Like many others in this collection of hidden Italian gems, Ribordone exemplifies the pattern of shrinking populations on their way to extinction over the decades due to emigration and the industrial revolution. Ribordone was once a prosperous town with 1442 residents, compared to a mere 48 today.
Travel tip: Ribordone is home to the Prascondu Sancturary, built as a shrine on the spot where a young local mute had a vision of the virgin as she gave him advice that led him to discover his voice.
In the sleepy valley town of Macra, the population speaks a curious dialect known as Occitan, native to parts of France, Monaco, and the Italian Occitan Valleys as well as a “linguistic island” in the southern region of Calabria where northerners settled but maintained their northern dialect.
Travel tip: The stunning San Salvatore chapel is Macra was built by Benedictine monks in the 12th century
The Comune di Cervatto is located in the Valsesia ( west of Lago Maggiore), extending from 1000 to 2300 meters above sea level. For decades during the European Belle Epoque it was considered a favorite destination among the Lombardy and Piedmont elite for its stunning and peaceful landscapes.
Travel tip: The 17th century San Rocco church is home to a depiction of The Death of San Giuseppe by De Dominici.
Just over a one hour drive from Genova, Rondanina rises up at about 1000 meters. When coastal populations sought fertile lands for farming and refuge from Saracen attacks, they found both in Rondanina.
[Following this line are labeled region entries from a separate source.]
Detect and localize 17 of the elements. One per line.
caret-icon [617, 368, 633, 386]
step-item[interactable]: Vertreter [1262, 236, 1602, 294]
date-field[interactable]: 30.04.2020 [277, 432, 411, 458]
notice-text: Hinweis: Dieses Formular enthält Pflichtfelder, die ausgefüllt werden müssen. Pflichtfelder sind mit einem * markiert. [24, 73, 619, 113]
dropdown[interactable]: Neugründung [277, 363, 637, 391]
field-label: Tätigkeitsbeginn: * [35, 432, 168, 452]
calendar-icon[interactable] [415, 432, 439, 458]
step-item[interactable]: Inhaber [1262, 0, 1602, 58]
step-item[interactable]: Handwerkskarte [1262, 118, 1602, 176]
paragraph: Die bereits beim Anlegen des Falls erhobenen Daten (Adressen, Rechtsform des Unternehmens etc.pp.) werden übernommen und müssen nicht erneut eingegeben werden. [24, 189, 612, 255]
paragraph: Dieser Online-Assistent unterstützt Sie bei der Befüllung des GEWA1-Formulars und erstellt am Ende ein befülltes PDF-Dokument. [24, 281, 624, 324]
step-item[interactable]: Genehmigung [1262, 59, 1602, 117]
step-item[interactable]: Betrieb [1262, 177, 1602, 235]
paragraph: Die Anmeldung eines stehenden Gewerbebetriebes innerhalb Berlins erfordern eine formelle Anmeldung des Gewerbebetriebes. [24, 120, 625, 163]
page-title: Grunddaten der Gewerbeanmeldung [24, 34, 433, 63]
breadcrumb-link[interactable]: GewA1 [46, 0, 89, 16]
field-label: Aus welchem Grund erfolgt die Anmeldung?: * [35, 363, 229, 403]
There are no schools nor commerce to speak of, however there is a museum dedicated to local plant and animal life. The Rondanina coat of arms pictures a swallow (Italian “rondine”), from which the name is derived.
Once again along the French border, Marmora is a scenic mountain town situated 1200 meters above sea level and is home to 62 residents (a 92% decline since 1911).
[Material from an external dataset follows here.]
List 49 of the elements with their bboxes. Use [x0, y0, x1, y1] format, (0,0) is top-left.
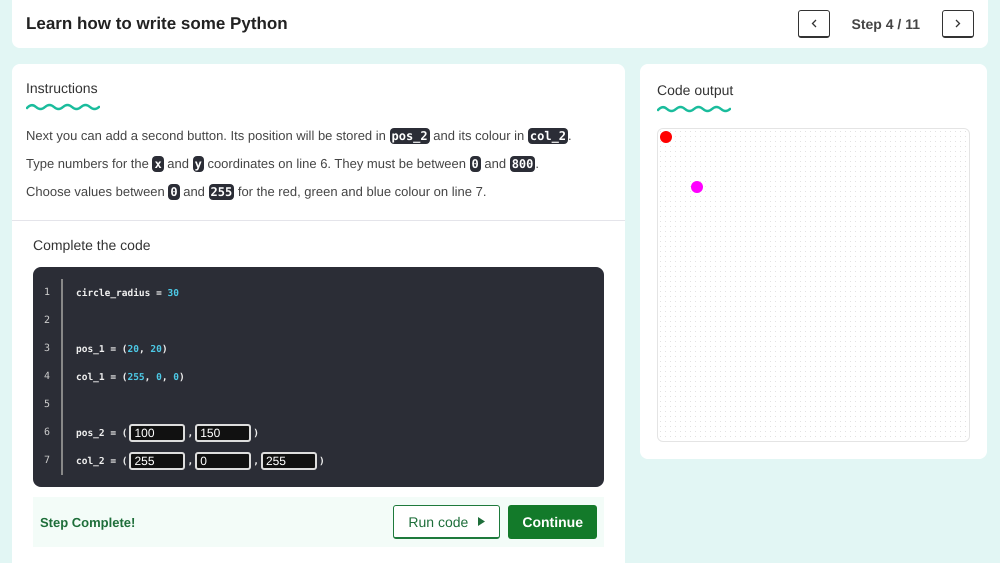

Travel tip: in the local chapel there are 15th century frescoes depicting the life of Jesus and St. Sebastian.
In the mountainous region of Valle Grana, Castelmagno dates back to at least the third century, proven by the unearthing of a Roman altar dedicated to the God Mars and other objects of the Imperial Roman era. Despite staggering depopulation and emigration, the local population has been actively trying to breathe new life into the area by investing in initiatives such as a local library, the “Museum of Life Here,” a Museum of traditional local labor, a flourishing Buddhist community, and last but not least production of the highly prized Castelmagno cheese. The San Magno Sanctuary is located at the highest point of the Valle Grana at 1700 meters.
In the heart of Piedmont where two rivers and valleys converge, Rassa is a perfectly preserved modern depiction of the mountain villages of centuries past. Known for its medieval era bridge over the Gronda river and historic chalet-style homes, Rassa is perhaps most famous for being the backdrop of the preachings of Fra Dolcino, who was executed as a heretic for seeking the return to evangelical poverty and turning his back to popes and cardinals of the church to obey God alone.
Carcoforo, home to 74 inhabitants has been hailed one of the most ideal villages in Italy by a popular national magazine. Situated partly with the Valsesia national park with peaks as high as 2800 meters, the area was founded as a Walser settlement in the 14th century, while a german dialect is still spoken there today.
Travel tip: In addition to camping, skiing, rock climbing, hiking, fishing and skating, there are numerous churches and museums worth a visit such as the Valsesia Nature Museum.